Chega a ser engraçado como, neste fim-de-semana em que os Óscares premiaram duas mulheres com mais de 60 anos, um dos principais assuntos nas redes sociais brasileiras tenha sido um vídeo gravado por três jovens que acabam de ingressar num curso superior em Bauru, cidade do interior de São Paulo, e gozavam de uma colega de classe de 40 anos. "Mano, ela tem 40 anos já. Era para estar aposentada", diz uma das jovens.

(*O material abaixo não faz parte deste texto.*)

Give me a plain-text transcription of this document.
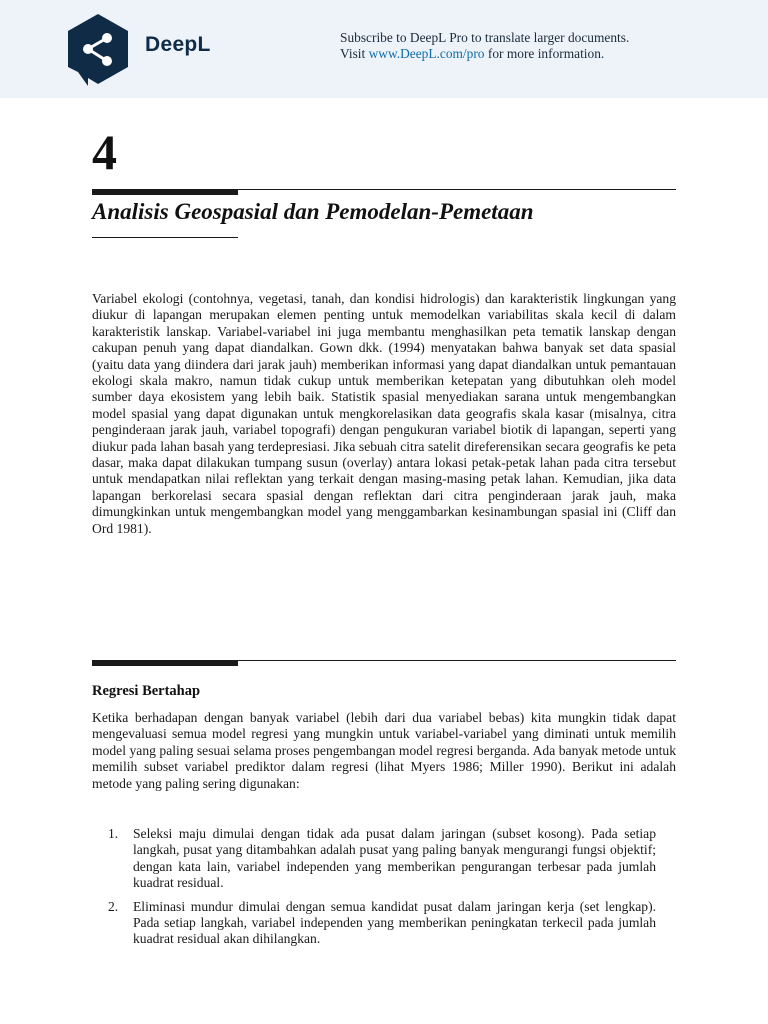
DeepL	Subscribe to DeepL Pro to translate larger documents.
Visit www.DeepL.com/pro for more information.
4
Analisis Geospasial dan Pemodelan-Pemetaan

Variabel ekologi (contohnya, vegetasi, tanah, dan kondisi hidrologis) dan karakteristik lingkungan yang diukur di lapangan merupakan elemen penting untuk memodelkan variabilitas skala kecil di dalam karakteristik lanskap. Variabel-variabel ini juga membantu menghasilkan peta tematik lanskap dengan cakupan penuh yang dapat diandalkan. Gown dkk. (1994) menyatakan bahwa banyak set data spasial (yaitu data yang diindera dari jarak jauh) memberikan informasi yang dapat diandalkan untuk pemantauan ekologi skala makro, namun tidak cukup untuk memberikan ketepatan yang dibutuhkan oleh model sumber daya ekosistem yang lebih baik. Statistik spasial menyediakan sarana untuk mengembangkan model spasial yang dapat digunakan untuk mengkorelasikan data geografis skala kasar (misalnya, citra penginderaan jarak jauh, variabel topografi) dengan pengukuran variabel biotik di lapangan, seperti yang diukur pada lahan basah yang terdepresiasi. Jika sebuah citra satelit direferensikan secara geografis ke peta dasar, maka dapat dilakukan tumpang susun (overlay) antara lokasi petak-petak lahan pada citra tersebut untuk mendapatkan nilai reflektan yang terkait dengan masing-masing petak lahan. Kemudian, jika data lapangan berkorelasi secara spasial dengan reflektan dari citra penginderaan jarak jauh, maka dimungkinkan untuk mengembangkan model yang menggambarkan kesinambungan spasial ini (Cliff dan Ord 1981).

Regresi Bertahap

Ketika berhadapan dengan banyak variabel (lebih dari dua variabel bebas) kita mungkin tidak dapat mengevaluasi semua model regresi yang mungkin untuk variabel-variabel yang diminati untuk memilih model yang paling sesuai selama proses pengembangan model regresi berganda. Ada banyak metode untuk memilih subset variabel prediktor dalam regresi (lihat Myers 1986; Miller 1990). Berikut ini adalah metode yang paling sering digunakan:

1. Seleksi maju dimulai dengan tidak ada pusat dalam jaringan (subset kosong). Pada setiap langkah, pusat yang ditambahkan adalah pusat yang paling banyak mengurangi fungsi objektif; dengan kata lain, variabel independen yang memberikan pengurangan terbesar pada jumlah kuadrat residual.
2. Eliminasi mundur dimulai dengan semua kandidat pusat dalam jaringan kerja (set lengkap). Pada setiap langkah, variabel independen yang memberikan peningkatan terkecil pada jumlah kuadrat residual akan dihilangkan.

Por um lado, até gostaria que ela estivesse certa — imagine só poder curtir os 40 sem trabalhar! —, por outro, sinto um gosto de retrocesso difícil de engolir em 2023. É claro que esse tipo de fala sempre existiu e passaria despercebida uns tempos atrás. Mas, com as redes sociais, qualquer bobagem pode ganhar uma repercussão astronómica.

As redes ampliam todo tipo de discurso, inclusive falas preconceituosas e discriminatórias. Como alguém que nasceu no mesmo interior de São Paulo, numa cidade a pouco mais de 200 quilómetros de onde vivem essas meninas, sei bem o que é essa mentalidade antiquada. A ideia de que todos temos que seguir os mesmos passos, cumprir todas as etapas da vida adulta no prazo “correto” – estudar, casar, ter filhos antes dos 30 — e que, depois disso, resta-nos manter o que foi feito.

A atriz Michelle Yeoh nos lembrou na noite deste domingo que devemos seguir nosso caminho. Aos 60 anos, ela é a primeira mulher asiática a receber o prémio, por sua atuação em Tudo em Todo o Lado ao Mesmo Tempo. Em seu discurso, ela agradeceu à família, na Malásia, e incentivou outros asiáticos a perseguir o sonho de atuar. Às mulheres, ressaltou: “Ladies, don't let anybody tell you you are ever past your prime”. Algo como: “Mulheres, não deixem ninguém dizer que vocês passaram do prazo”.

A atriz Jamie Lee Curtis, que ganhou a estatueta de melhor coadjuvante, exaltou os colegas da produção, a maior vencedora da noite, e lembrou que os pais foram, eles também, vencedores do Óscar. Ela não mencionou género, nem idade, estava apenas feliz.

As exceções ao caminho estabelecido, mais do que as regras, rendem os melhores roteiros. A vida — quem já viveu um pouco mais sabe — está longe de ter essa linha reta, com um caminho único delimitado pelos aniversários. Isso vale tanto para homens como para mulheres.

Para nós, o peso de cumprir os passos na idade certa é maior. Seja porque a fertilidade cai depois dos 35 anos, seja porque não temos a mesma aparência socialmente valorizada. E, se tentamos manter a juventude, somos criticadas (que o diga Madonna). E, se aceitamos o envelhecimento, igualmente. E nós, mulheres, também fazemos parte desse júri implacável que ora se volta contra as três meninas de Bauru.

Imagino que elas estejam agora assustadas com a repercussão inesperada. Já se disseram arrependidas. No fim, quero até agradecê-las por, ainda que de maneira torta, darem visibilidade ao tema do idadismo e de como ele afeta as mulheres, com anuência das próprias mulheres.

É esse tipo de mentalidade que já passou do prazo. Está vencida. A grande vantagem dessas e de outras jovens é que elas terão bastante tempo para rejuvenescer.